If the consumer has cleared the arrears, this will also be visible at the BKR (Credit Registration Office). An "H" for Recovery is indicated on the relevant agreement. The "H" is only displayed if the agreement is ongoing. If the consumer has cleared the arrears and thus terminated the agreement, an end date is added to the agreement. The "A" for Arrears, along with the end date, remains visible on the relevant agreement. Five years after the end date, the information about the terminated agreement automatically disappears from the file, including the "A."
Negative BKR register codes
| BKR code | Description |
| A | Arrears notification: a arrears notification has been given on a loan by the lender. |
| H | Recovery: a loan with arrears notification (code A) will be assigned code H as soon as the payment arrears have been settled. |
| 1 | there is a registered payment arrears for which an arrangement has now been made for the outstanding loan. |
| 2 | The outstanding portion of the loan has been declared due and payable. This means the loan has been handed over to a debt collection agency. |
| 3 | two hundred and fifty euros or more has been written off the debt. |
| 4 | the person who took out the loan is unreachable for the lender. |
| 5 | A preventative payment arrangement has been made for a mortgage. This code is temporary. |
Creditors affiliated with the BKR are required to notify consumers in advance that they will file a late payment report with the BKR if payment is not made by a certain deadline. For BKR codes 1, 2, 3, and 4, the creditor is not required to provide advance notice of their BKR report.

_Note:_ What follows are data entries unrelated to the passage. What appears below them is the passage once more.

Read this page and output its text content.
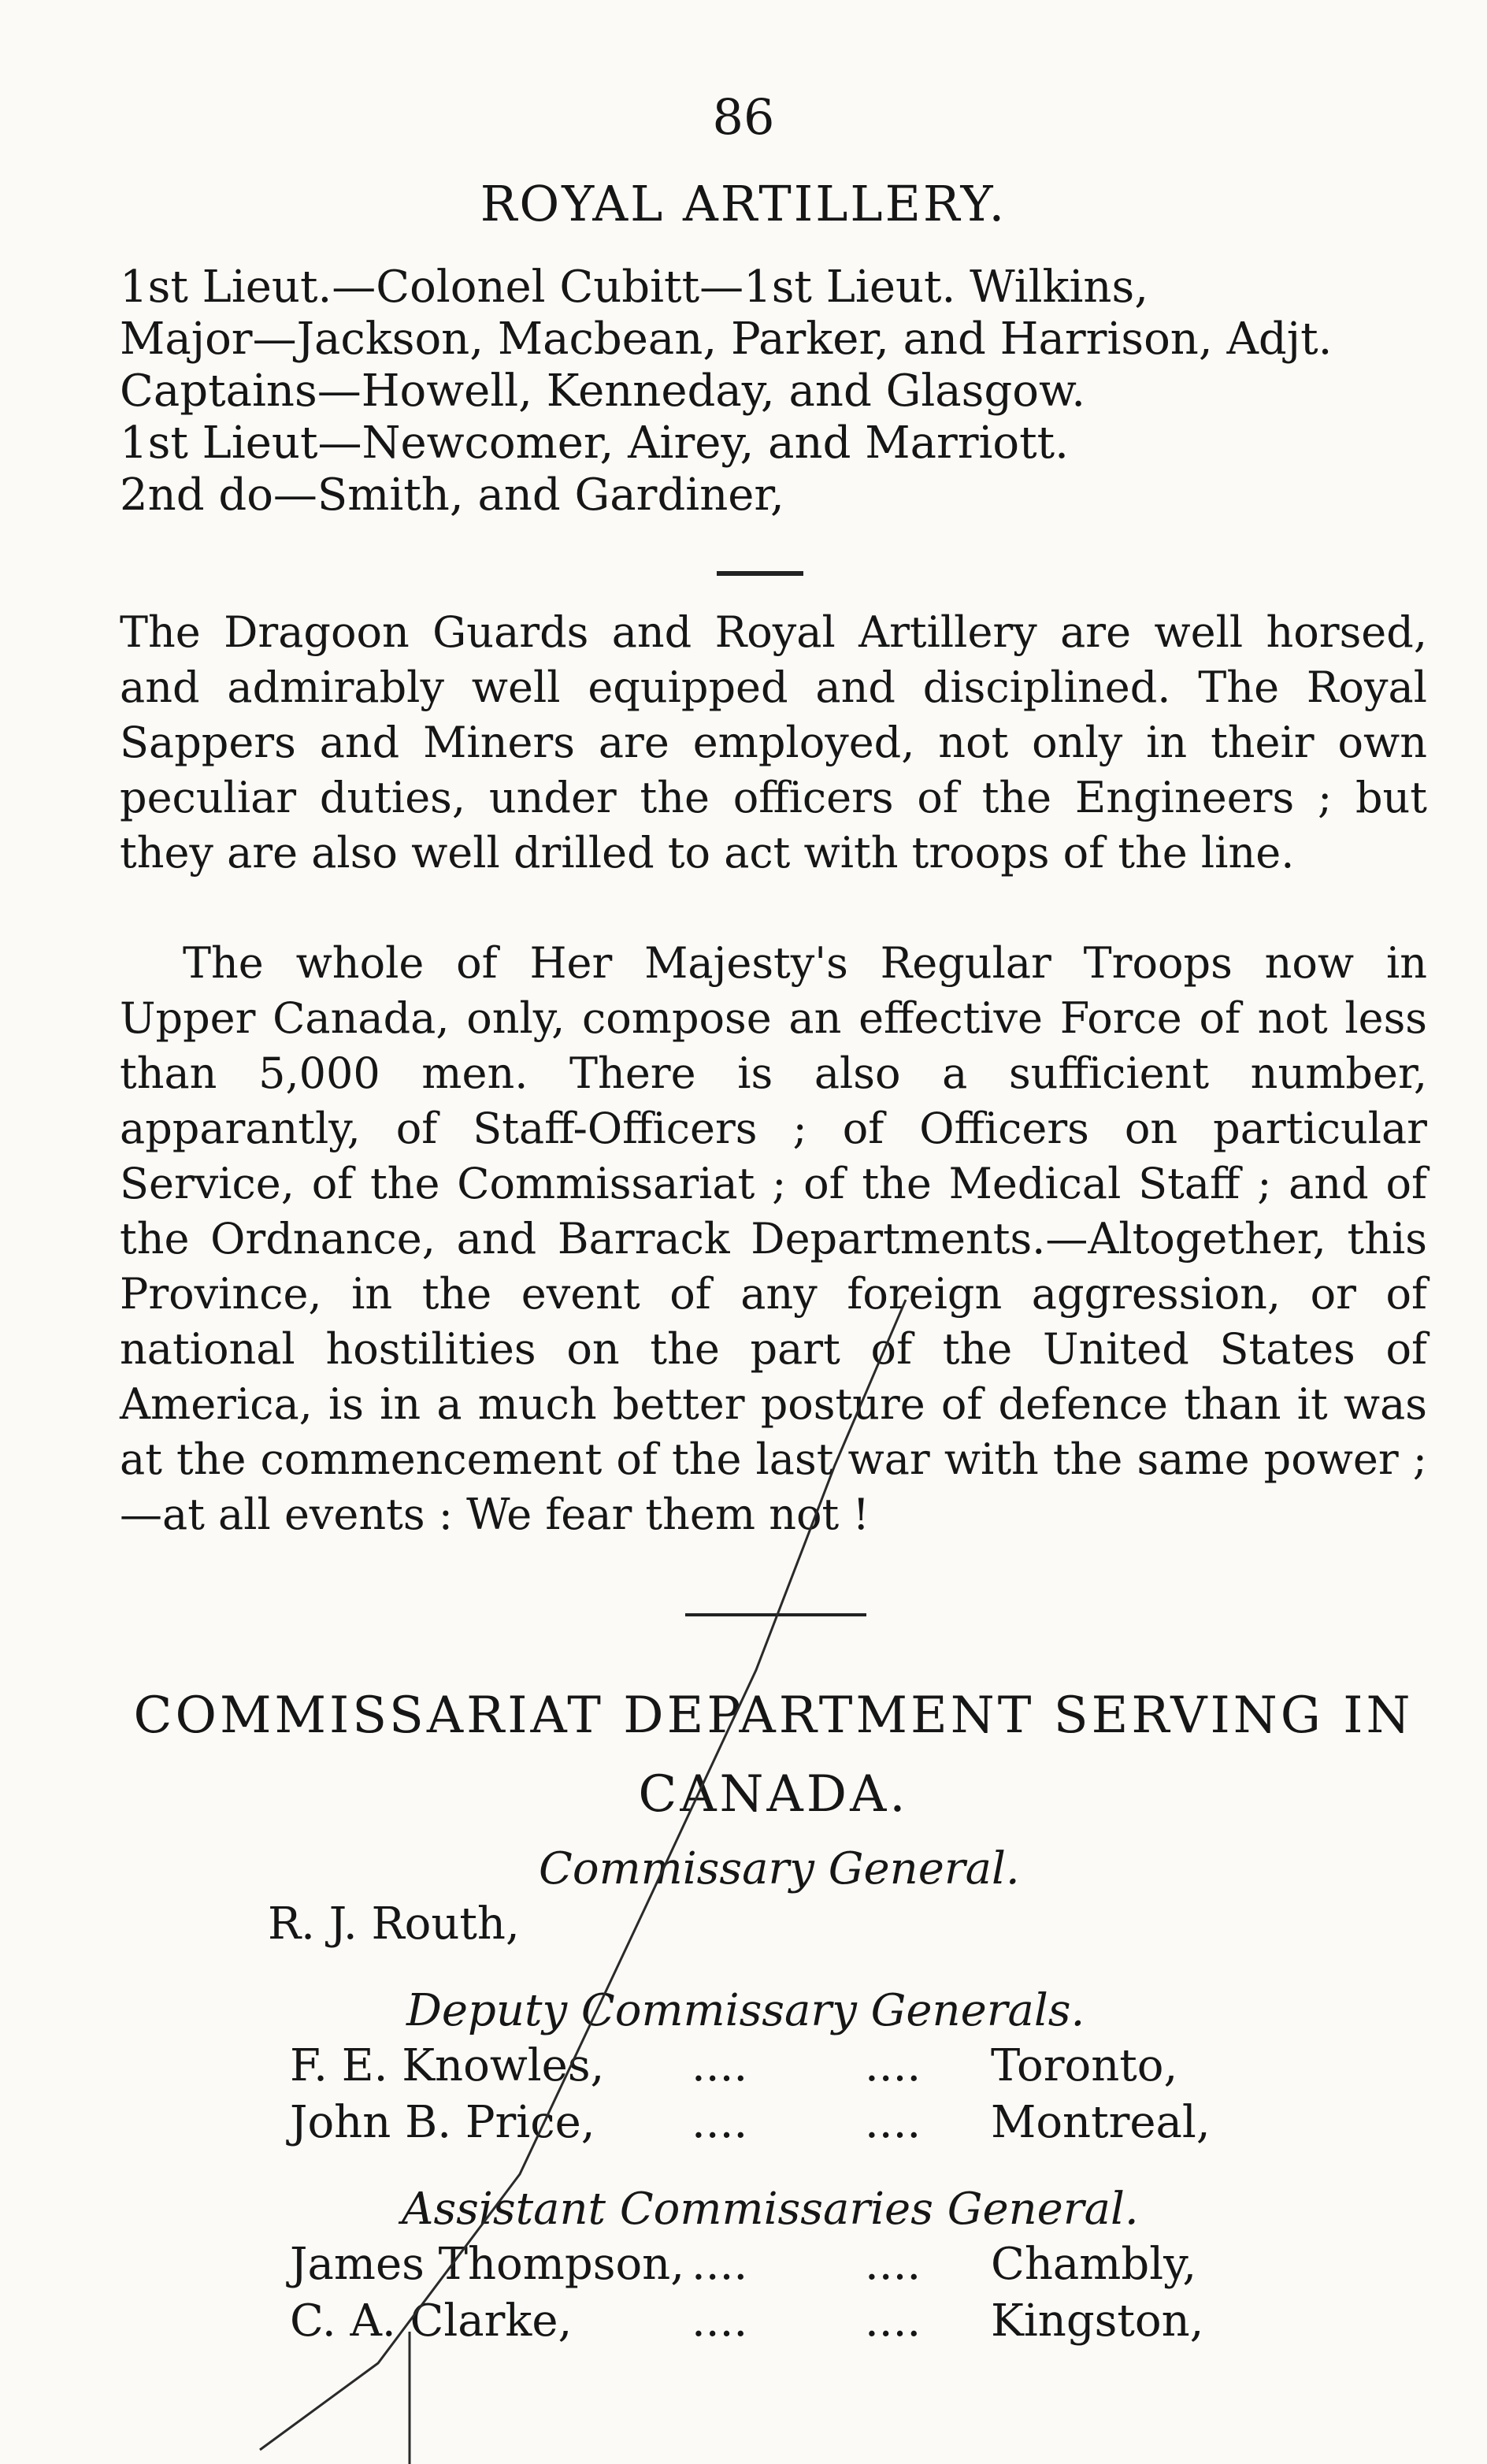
86
ROYAL ARTILLERY.
1st Lieut.—Colonel Cubitt—1st Lieut. Wilkins,
Major—Jackson, Macbean, Parker, and Harrison, Adjt.
Captains—Howell, Kenneday, and Glasgow.
1st Lieut—Newcomer, Airey, and Marriott.
2nd do—Smith, and Gardiner,
The Dragoon Guards and Royal Artillery are well horsed, and admirably well equipped and disciplined. The Royal Sappers and Miners are employed, not only in their own peculiar duties, under the officers of the Engineers ; but they are also well drilled to act with troops of the line.
The whole of Her Majesty's Regular Troops now in Upper Canada, only, compose an effective Force of not less than 5,000 men. There is also a sufficient number, apparantly, of Staff-Officers ; of Officers on particular Service, of the Commissariat ; of the Medical Staff ; and of the Ordnance, and Barrack Departments.—Altogether, this Province, in the event of any foreign aggression, or of national hostilities on the part of the United States of America, is in a much better posture of defence than it was at the commencement of the last war with the same power ;—at all events : We fear them not !
COMMISSARIAT DEPARTMENT SERVING IN CANADA.
Commissary General.
R. J. Routh,
Deputy Commissary Generals.
F. E. Knowles, ....	.... Toronto,
John B. Price, ....	.... Montreal,
Assistant Commissaries General.
James Thompson, ....	.... Chambly,
C. A. Clarke,	....	.... Kingston,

Every loan remains listed in the CKI for five years after it has been repaid. Several banks have a rule that a consumer may not have more than six entries in the BKR (Credit Registration Office) to be eligible for financing. An overdraft, a credit card, or an installment purchase also result in a listing.

It's possible that a consumer switches banks, and the BKR registration of an already repaid revolving credit facility remains. Therefore, it's wise to request the BKR registration when switching banks.

Items like income, rent arrears, tax debt, or unpaid energy bills are not registered. Student grants from Dienst Uitvoering Onderwijs are also not registered by BKR.

Citizens can challenge their negative BKR registration. This requires that the debts have been paid off and the finances have been in order for a long period of time. This challenge can be made through the lender that recorded the BKR registration, a company specializing in BKR registration removal, or through the complaints committee Kifid. Lenders have four weeks to respond to a petition. If urgency is required, citizens can request a court to order changes more quickly.

== Inspection ==
Citizens can request access to their file and, if necessary, submit a request to their lender to have it corrected. They can also inquire which institutions have requested their file in the past twelve months. If it turns out that the file was wrongly requested, a fine will be imposed on the institution in question. A rejected loan is often the reason for a consumer to request access. More than 100,000 consumers request their own data each year. Access is free and can be requested – on paper or online. This is due to the introduction of the GDPR. Access is available via the BKR website.

The CKI doesn't contain data that clearly indicate a person's monthly loan repayment capacity; at most, it provides a possible indication. Furthermore, things like mortgages, rent arrears, energy company debts, and other payment arrears are not included in the BKR's Central Credit Information System. There were plans to record such data to better fulfill the BKR's original purpose—preventing over-indebtedness—but this proved to be in violation of privacy legislation.